What gives little hope is that the terrorist organization claims that it does not know how many of the remaining 116 hostages are still alive. It is assumed that many died in captivity. There is no official information on how many hostages are alive.
An Israeli negotiator recently told the French news agency AFP that “there are certainly dozens alive.” The official, who asked not to be identified, added: “We cannot leave them there for long. They will die.”

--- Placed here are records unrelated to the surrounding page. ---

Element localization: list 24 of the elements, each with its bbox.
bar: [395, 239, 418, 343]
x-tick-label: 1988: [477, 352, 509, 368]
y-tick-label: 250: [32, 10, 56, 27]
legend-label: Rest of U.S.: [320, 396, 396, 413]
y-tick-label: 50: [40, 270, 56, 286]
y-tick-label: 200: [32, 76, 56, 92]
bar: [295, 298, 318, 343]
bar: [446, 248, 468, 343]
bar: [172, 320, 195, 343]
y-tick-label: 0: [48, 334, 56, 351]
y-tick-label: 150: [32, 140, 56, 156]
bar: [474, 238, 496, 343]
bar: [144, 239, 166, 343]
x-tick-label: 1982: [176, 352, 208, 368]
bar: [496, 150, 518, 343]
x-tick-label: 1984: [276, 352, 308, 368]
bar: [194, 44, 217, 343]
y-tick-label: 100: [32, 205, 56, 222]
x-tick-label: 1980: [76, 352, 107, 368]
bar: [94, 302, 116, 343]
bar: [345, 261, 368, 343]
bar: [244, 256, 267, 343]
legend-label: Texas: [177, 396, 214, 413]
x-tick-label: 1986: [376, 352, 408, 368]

According to Kalo’s assessment, Hamas leader Yahya al-Sinwar is delaying a deal. “Why? Because time is playing into his hands.” The conflict between Israel and Iran’s allies is escalating more and more, such as the one with Hezbollah in Lebanon. “That is Sinwar’s vision,” says Kalo: “Not just a local conflict between Hamas and Israel – he wants to ignite a war in the entire region. And he sees his vision becoming reality step by step. So why should he agree to an agreement now?”
The Wall Street Journal recently published a report based on dozens of messages from Sinwar. According to the report, the calculation behind his rejection of the deal is that more deaths among the Palestinian civilian population will increase international pressure on Israel to make concessions to Hamas. “We have the Israelis exactly where we want them,” Sinwar said in a message to Hamas representatives.
Meanwhile, in Israel, freed hostages have joined the protests for a deal. Andrey Kozlov sent a clear message to the Netanyahu government: “For the hostages who are still in Gaza, there is one decision, only one, and that is an agreement between Israel and Hamas.”